García dijo que en esa conversación trataría en lo posible de convencer a Morales "de la bondad del comercio mundial y de la necesidad que tienen países como Perú y como Bolivia de estar conectados a los grandes mercados para dar trabajo a sus ciudadanos".
Dijo que no creía que Morales hubiera querido invitarlo a un debate ante cámaras de televisión "como si fuéramos candidatos" o "dos luchadores de sumo, dos 'catchascanistas', dos karatekas que se van a enfrentar".
"Se trata de ir a conversar qué es lo que más nos conviene y de qué manera prosperamos los dos (países)", dijo García.
"En cuanto se formalice ese tema, yo con la mayor humildad y con el mayor respeto puedo conversar con el presidente Evo, y con cualquier presidente latinoamericano, naturalmente dentro de cierto respeto de posiciones, y sin necesidad de hablar ante las cámaras", manifestó.
El sábado Morales dijo durante una concentración pública en una localidad vecina de La Paz que "invito al presidente Alan García a debatir nuestras diferencias" como la firma de un tratado de libre comercio con la Unión Europea, similar al que Perú negoció con Estados Unidos.
Rispidez en la relación bilateral
En los últimos días Perú dejó sentir su malestar por comentarios de Morales sobre la gordura de García, y sobre supuestos intentos de Perú de "destrozar" la integración andina en su afán de buscar tratados de libre comercio con terceros.
El canciller José Antonio García Belaunde señaló que los "excesos verbales" de Morales no contribuían a mantener una relación fluida entre Bolivia y Perú.

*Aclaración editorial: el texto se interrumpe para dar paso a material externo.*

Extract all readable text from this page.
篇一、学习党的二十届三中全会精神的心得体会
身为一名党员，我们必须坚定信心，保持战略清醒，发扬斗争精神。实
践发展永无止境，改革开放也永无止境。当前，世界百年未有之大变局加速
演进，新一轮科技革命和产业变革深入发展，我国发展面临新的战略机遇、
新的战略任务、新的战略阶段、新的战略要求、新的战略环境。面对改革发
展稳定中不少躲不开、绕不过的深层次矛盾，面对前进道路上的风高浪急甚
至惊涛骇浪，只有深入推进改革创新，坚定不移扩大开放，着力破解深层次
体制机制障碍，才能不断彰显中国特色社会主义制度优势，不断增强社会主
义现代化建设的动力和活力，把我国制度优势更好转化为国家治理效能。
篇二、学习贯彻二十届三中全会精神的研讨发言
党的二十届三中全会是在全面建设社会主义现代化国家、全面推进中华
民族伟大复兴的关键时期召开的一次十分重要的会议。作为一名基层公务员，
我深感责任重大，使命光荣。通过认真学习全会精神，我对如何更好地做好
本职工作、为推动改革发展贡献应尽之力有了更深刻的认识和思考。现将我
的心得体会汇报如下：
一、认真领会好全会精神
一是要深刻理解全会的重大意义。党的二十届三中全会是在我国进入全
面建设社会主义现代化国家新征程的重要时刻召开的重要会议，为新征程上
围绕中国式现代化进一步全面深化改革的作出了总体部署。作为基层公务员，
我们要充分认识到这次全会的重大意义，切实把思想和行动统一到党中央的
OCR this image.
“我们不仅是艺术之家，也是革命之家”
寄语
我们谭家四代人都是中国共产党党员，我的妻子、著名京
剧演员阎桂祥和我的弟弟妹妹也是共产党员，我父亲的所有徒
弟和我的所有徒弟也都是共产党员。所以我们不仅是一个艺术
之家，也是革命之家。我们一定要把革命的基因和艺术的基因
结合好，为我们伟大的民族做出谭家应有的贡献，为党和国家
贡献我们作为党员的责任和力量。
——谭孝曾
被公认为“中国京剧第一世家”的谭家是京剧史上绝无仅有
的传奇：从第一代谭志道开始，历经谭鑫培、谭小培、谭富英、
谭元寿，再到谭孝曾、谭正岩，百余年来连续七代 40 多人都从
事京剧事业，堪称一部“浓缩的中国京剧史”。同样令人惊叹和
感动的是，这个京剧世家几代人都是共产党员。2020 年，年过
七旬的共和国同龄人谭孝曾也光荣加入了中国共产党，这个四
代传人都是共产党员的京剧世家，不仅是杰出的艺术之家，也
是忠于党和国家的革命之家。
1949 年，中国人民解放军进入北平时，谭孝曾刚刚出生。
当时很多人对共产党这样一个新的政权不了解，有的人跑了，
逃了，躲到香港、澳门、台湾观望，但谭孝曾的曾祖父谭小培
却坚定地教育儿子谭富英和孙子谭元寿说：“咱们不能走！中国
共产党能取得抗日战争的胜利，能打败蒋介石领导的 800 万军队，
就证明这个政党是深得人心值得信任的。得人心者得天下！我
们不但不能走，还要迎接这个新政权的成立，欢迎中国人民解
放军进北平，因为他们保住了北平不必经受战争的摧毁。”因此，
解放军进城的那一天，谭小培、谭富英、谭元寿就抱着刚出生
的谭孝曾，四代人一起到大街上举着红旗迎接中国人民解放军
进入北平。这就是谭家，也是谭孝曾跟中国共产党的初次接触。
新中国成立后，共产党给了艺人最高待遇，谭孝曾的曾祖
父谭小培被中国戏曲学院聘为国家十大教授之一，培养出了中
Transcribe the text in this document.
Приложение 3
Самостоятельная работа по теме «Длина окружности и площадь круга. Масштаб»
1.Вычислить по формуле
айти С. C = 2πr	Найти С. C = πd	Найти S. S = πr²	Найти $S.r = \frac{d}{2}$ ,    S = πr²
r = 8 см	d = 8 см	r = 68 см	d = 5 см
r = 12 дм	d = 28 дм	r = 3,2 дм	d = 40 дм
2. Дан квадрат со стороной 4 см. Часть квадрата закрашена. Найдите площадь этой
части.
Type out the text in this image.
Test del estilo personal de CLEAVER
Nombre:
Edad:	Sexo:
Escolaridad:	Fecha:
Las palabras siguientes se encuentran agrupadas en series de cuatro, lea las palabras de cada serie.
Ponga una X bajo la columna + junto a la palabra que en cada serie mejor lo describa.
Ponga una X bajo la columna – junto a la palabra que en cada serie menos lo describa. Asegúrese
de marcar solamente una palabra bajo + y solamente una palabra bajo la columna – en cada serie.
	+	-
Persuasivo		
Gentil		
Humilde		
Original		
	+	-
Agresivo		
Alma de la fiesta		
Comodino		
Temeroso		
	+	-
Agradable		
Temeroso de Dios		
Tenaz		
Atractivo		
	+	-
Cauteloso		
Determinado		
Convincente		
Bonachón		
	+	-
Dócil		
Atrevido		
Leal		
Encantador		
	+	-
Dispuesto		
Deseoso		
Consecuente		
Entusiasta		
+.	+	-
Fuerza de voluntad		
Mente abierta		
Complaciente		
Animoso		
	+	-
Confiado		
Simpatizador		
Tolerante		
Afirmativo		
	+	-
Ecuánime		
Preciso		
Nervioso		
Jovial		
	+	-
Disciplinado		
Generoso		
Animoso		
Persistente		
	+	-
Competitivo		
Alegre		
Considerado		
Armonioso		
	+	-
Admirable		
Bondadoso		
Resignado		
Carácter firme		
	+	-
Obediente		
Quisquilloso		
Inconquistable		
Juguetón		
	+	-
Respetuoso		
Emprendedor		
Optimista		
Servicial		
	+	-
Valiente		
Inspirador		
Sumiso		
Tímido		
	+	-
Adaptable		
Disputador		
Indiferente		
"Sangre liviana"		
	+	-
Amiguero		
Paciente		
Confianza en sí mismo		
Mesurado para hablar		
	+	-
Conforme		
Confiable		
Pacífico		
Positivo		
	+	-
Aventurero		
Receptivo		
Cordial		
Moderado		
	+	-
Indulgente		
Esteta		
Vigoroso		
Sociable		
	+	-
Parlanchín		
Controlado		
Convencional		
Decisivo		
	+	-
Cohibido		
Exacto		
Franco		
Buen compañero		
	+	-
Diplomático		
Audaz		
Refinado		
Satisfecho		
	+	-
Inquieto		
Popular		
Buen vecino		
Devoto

Pero el presidente García aclaró que aún cuando exista controversia con Morales o diferencias en ciertos temas, "fundamentalmente hay por sobretodo eso, una relación andina y una relación sudamericana, y eso no solo nos obliga, sino que hace que vayamos gustosos a cualquier invitación".
Señaló que si en la conversación con Morales "de pronto me demuestra que no trae ningún beneficio un acuerdo con Estados Unidos o con China... entonces que tome su propio camino, y nosotros tomamos el nuestro, pero seguimos siendo tan amigos y no tenemos por qué pelearnos ni separarnos".
Indicó que está convencido que Bolivia tiene "inmensas potencialidades", como el gas, la minería y su producción agraria que le permitirían "multiplicar la calidad de vida y el bienestar de sus habitantes".
"Y eso estaría dispuesto a conversarlo con el presidente Evo", anotó.